Strategy With Smooth Transitions and Improved Torque–Speed Region and Stator Copper Loss for Two-Level Asymmetrical Six-Phase Induction Motor Drives Under Switch Faults

Abstract

Asymmetrical six-phase drives are very attractive to obtain fault tolerance. Most faults arise in the power electronics. Two conventional methods to handle switch/diode faults in two-level converters are keeping the corresponding phases open (in two-level multiphase drives) or connecting them to the dc-link midpoint (in two-level three-phase drives) through a bidirectional switch (e.g., triac/relay). However, the former yields larger stator copper loss (SCL) for given torque and smaller maximum torque, because of current constraints; on the other hand, the latter reduces the maximum speed, due to voltage constraints, and has not been considered for two-level multiphase drives.

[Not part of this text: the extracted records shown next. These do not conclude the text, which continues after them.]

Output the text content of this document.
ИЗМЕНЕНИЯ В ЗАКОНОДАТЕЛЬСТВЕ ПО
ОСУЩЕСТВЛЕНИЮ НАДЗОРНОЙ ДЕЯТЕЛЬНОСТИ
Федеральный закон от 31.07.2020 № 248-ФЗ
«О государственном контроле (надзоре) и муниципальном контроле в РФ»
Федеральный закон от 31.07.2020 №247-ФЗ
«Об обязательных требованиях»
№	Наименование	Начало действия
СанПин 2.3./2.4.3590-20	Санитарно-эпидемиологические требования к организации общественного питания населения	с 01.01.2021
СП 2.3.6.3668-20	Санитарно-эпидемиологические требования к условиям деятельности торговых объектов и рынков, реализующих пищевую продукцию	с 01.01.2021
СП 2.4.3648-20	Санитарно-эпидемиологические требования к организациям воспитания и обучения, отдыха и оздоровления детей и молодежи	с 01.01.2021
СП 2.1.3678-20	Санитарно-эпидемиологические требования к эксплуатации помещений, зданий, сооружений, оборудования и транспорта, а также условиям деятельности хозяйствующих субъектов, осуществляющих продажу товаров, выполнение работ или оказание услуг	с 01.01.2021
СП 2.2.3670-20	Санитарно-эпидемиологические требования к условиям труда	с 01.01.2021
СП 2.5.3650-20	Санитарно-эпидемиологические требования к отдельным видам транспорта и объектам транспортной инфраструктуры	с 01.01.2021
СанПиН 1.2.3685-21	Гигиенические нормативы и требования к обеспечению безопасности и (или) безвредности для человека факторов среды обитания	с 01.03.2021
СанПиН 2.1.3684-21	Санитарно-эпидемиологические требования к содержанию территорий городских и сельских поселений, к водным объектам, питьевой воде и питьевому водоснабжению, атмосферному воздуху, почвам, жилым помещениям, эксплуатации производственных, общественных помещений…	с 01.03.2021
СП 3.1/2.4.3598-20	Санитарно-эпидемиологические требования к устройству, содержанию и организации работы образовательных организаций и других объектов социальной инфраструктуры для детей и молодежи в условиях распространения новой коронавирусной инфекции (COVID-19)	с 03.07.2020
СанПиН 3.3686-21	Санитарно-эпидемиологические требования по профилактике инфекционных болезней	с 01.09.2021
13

This article presents several proposals to improve fault-tolerant behavior in two-level asymmetrical six-phase induction motor drives. First, to adequately combine and alternate said two approaches in these particular drives, depending on the speed, neutral-point configuration, and faulty legs. In this manner, the SCL-per-torque decreases and the total torque–speed region of the drive is extended, i.e., the maximum torque and maximum speed rise compared with each of the aforementioned conventional strategies. Second, to also turn on / off a switch between stator neutral points for further improvement in this regard. Third, a pulsewidth modulation procedure to ensure smooth transitions between drive configurations. Experimental results confirm the theory.